By Lindsay Whitehurst
The Cincinnati Enquirer
When bowlers take the lanes for the Big Brothers Big Sisters Bowl-A-Thon today, the event will be a step down the long road to saving a community organization that almost left Clinton County less than a year ago.
When the agency announced it would be shutting down its Clinton County services last August, saying there were too few volunteers and too little money, Wilmington resident Connie Doyle was one of the first to step up to save the program.
IF YOU GO
2004 Bowl for Kid's Sake
Today at Strike Zone Lanes, 65 Millard Court, Franklin.
March 27 at Royal Z Lanes in Wilmington.
Bowl-a-Thons start at noon. Bowlers collect pledges by the pin or by the strike.

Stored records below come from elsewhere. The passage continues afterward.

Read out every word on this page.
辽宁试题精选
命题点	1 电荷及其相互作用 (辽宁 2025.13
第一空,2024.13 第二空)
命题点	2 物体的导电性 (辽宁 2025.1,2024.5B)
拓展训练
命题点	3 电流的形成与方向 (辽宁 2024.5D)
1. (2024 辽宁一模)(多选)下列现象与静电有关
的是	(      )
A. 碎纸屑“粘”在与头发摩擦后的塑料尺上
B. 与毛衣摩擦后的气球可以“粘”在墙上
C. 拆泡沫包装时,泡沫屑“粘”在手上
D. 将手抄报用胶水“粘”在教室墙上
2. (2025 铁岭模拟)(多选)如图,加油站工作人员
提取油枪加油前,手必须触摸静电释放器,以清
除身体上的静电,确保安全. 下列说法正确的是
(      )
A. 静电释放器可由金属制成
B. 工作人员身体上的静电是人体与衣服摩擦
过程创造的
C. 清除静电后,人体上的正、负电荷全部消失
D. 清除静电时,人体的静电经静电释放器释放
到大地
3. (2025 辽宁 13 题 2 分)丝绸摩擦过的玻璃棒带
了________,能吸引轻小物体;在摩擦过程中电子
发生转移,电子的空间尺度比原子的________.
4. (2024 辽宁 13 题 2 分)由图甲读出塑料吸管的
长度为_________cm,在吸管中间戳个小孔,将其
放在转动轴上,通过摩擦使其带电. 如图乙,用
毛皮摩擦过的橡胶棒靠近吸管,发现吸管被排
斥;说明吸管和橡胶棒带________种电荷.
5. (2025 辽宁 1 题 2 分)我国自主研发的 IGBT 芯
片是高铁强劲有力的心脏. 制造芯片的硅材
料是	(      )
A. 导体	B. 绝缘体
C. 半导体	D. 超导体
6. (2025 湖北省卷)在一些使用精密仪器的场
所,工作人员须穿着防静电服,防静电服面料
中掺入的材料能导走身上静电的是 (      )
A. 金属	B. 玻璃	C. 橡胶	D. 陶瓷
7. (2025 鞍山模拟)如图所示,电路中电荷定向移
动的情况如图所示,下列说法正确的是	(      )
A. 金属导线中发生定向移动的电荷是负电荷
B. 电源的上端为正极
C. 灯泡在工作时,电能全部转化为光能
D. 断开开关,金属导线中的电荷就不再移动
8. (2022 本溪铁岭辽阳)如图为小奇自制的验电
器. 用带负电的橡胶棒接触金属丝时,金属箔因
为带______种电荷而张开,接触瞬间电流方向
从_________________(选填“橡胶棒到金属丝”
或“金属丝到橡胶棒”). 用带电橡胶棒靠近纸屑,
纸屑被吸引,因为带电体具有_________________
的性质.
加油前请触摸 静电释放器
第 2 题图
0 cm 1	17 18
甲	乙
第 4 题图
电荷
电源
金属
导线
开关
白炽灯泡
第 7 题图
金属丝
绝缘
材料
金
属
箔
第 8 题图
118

Each team gets one free game.
For more information, call Big Brothers Big Sisters at (513) 935-3966
"We had a core group come forward and say, 'We don't want to see you go away.' They started connecting with us, coming to board meetings, showing a greater interest," said Big Brothers Big Sisters Executive Director Joanna West.
The group began a letter-writing campaign, "more or less begging for money," Doyle said.
In October, the board passed a resolution to continue services in Clinton County.
Lebanon resident Vicki Kolthoff, a big sister, says, "I'm always there to listen. We can always talk to each other." She and her "little sister," Tabitha, have spent three to four hours a week together since they were matched 10 years ago.
"We made a Halloween costume for her little sister when (Tabitha) was 11 or 12. She was real proud of that," Kolthoff said.
With Kolthoff's encouragement, Tabitha will attend Kent State University in the fall.
Big Brothers Big Sisters of Warren and Clinton Counties has matched 140 at-risk children with adult and high school mentors. The Clinton agency wants to double its matches by 2006.
"I believe there are kids in Clinton County who need these services. There are results," Doyle said.
To increase the number of children served, the agency has developed an on-site program, in which at-risk children are excused from school to spend time with their adult mentors.
Instead of going out to the movies or shopping, like Kolthoff and her little sister do, the adults come to school to do arts and crafts, help with homework and just talk.
The on-site program means that volunteers have to dedicate less time, usually 45 minutes to an hour instead of two to four hours, plus traveling time. A school can also be a more comfortable environment than a child's home, West said.
Since the addition of on-site programs, participation has spiked, with 45 new matches.
"This is a different kind of commitment. And we're hoping to match more children," West said.
This year's annual Bowl-A-Thon fund-raisers are today at Strike Zone Lanes in Franklin, and March 27 at Royal Z Lanes in Wilmington.
Both events begin at noon. Bowlers can collect pledges by the pin or by the strike.